The thing about induction is that it's only useful for proving the result of the thing you're trying to prove and not so useful for arriving at the result. For example, we know that the sum of the first $n$ natural numbers is $\frac{n(n+1)}{2}$ and we can use induction to prove that, but how does one arrive at $\frac{n(n+1)}{2}$ in the first place?

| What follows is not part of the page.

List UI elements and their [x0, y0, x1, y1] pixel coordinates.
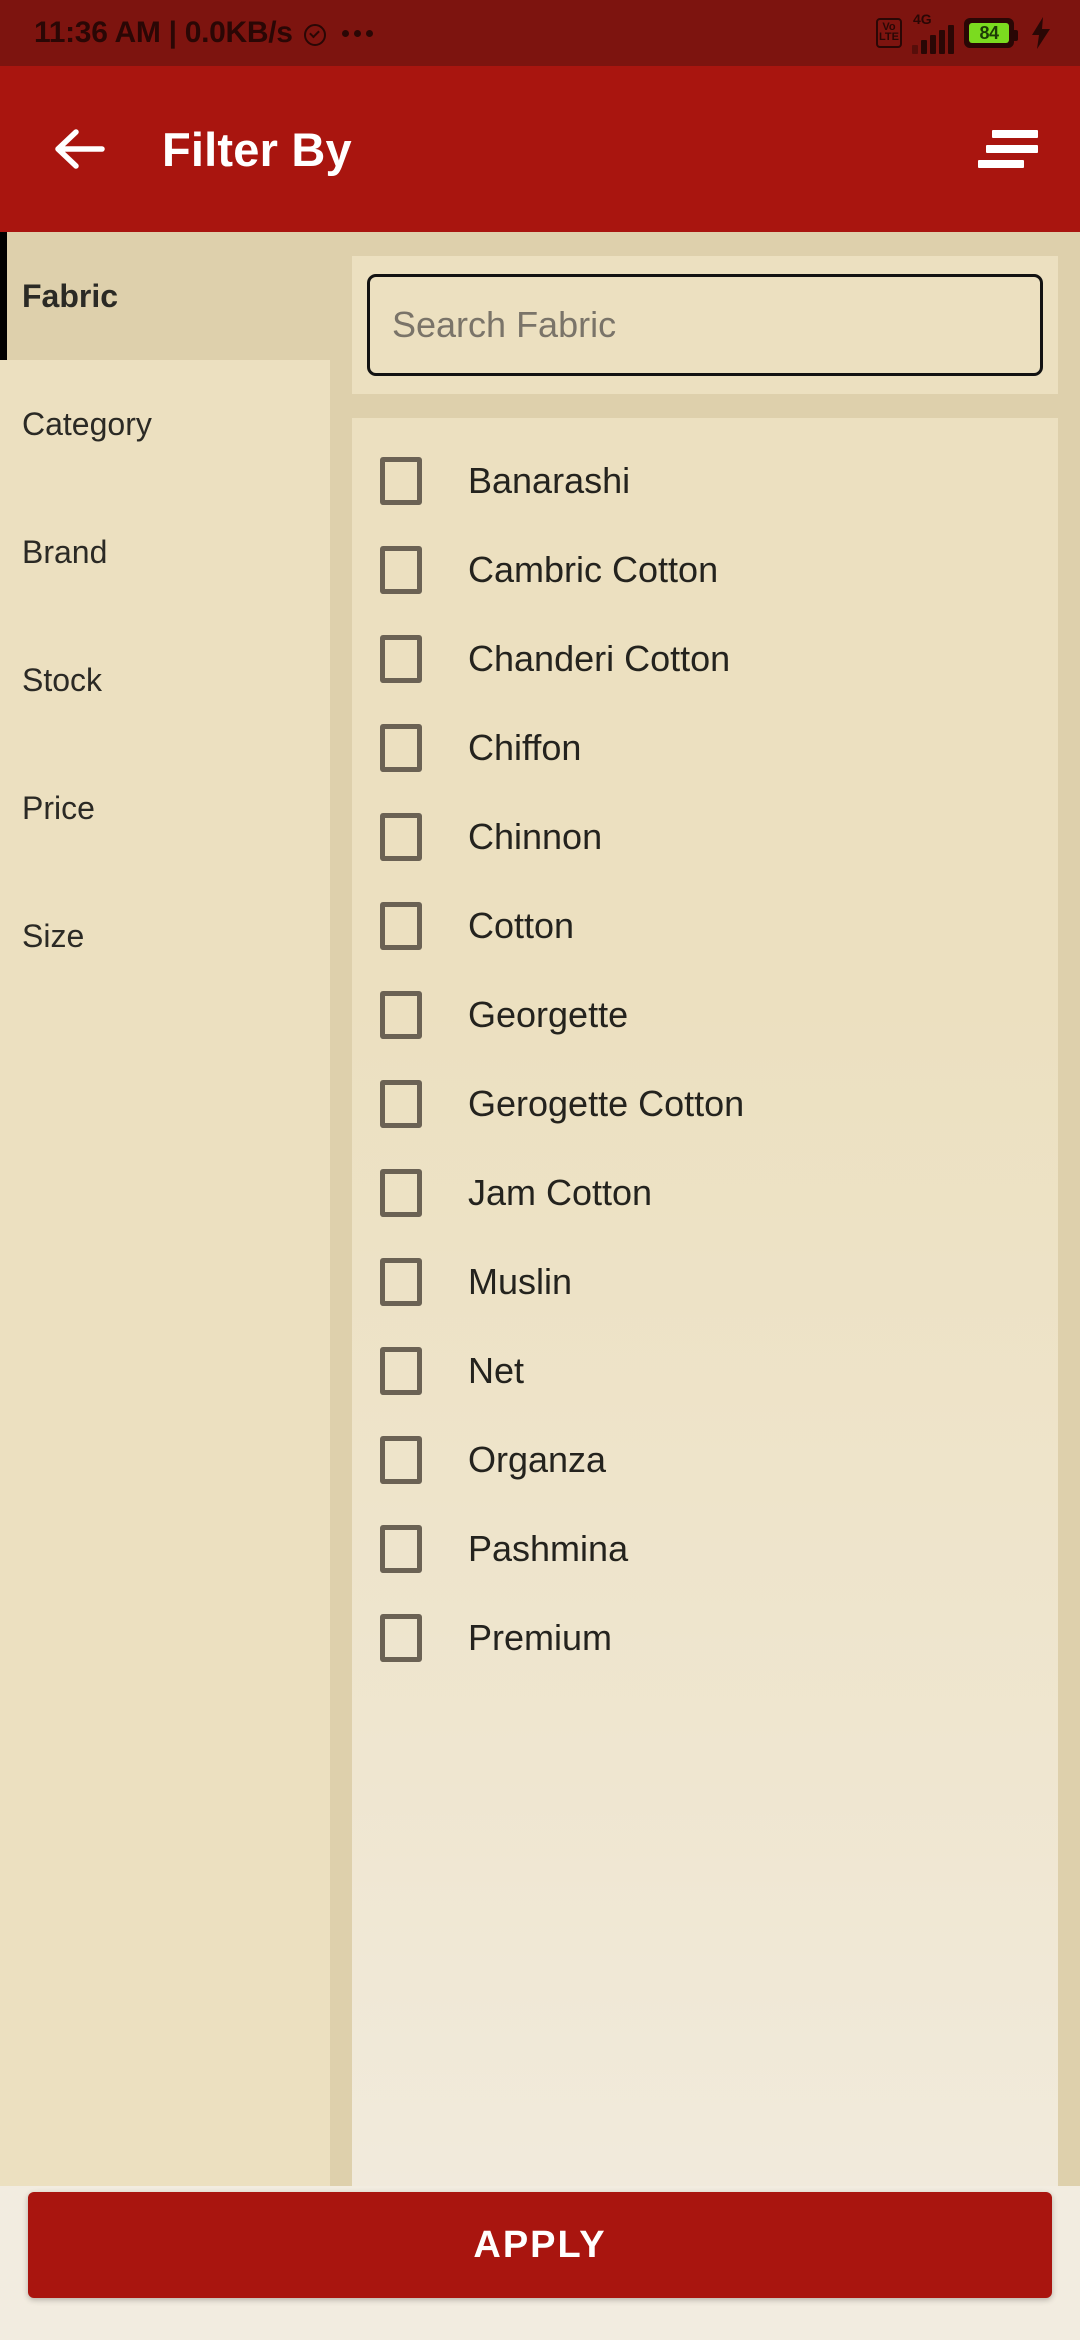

Suppose that we didn't know what the sum of the first $n$ natural numbers are. We could guess that perhaps it's a quadratic function (just by looking at the sum of the first few sums, the formula is clearly not linear and it seems that a cubic function might grow a bit too fast). So let us suppose that the sum of the first $n$ natural numbers is given by $f(n)$ and that,

$$f(n) = An^2+Bn+C,$$

for some integers $A, B, C.$

We see that sum of the first natural is just $1$. Plugging into our formula, we get: $$1 = f(1) = A(1)^2+B(1)+C = A+B+C.$$

The sum of the first two natural numbers is $1+2 = 3$. Plugging into our formula, $$3 = f(2) = A(2)^2+B(2)+C = 4A+2B+C.$$

The sum of the first three natural numbers is $1+2+3 = 6$. Plugging into our formula, $$6 = f(3) = A(3)^2+B(3)+C = 9A+3B+C.$$

Notice that now we have a system of three linear equations with three variables: $$A+B+C = 1$$ $$4A+2B+C = 3$$ $$9A+3B+C = 6$$

Solving this system yields $A = \frac{1}{2}$, $B = \frac{1}{2}$, and $C=0$ which means that our function is given by, $$f(n) = An^2+Bn+C = \frac{1}{2}n^2+\frac{1}{2}n+0 = \frac{n(n+1)}{2}.$$

Note that this does not prove that $f(n)$ is actually $\frac{n(n+1)}{2}$. We've shown that if the function $f$ is quadratic, then it must be equal to $\frac{n(n+1)}{2}$. But at least we now have a formula to work with and we can use mathematical induction to actually prove the result (whereas our work earlier allowed us to obtain the result.)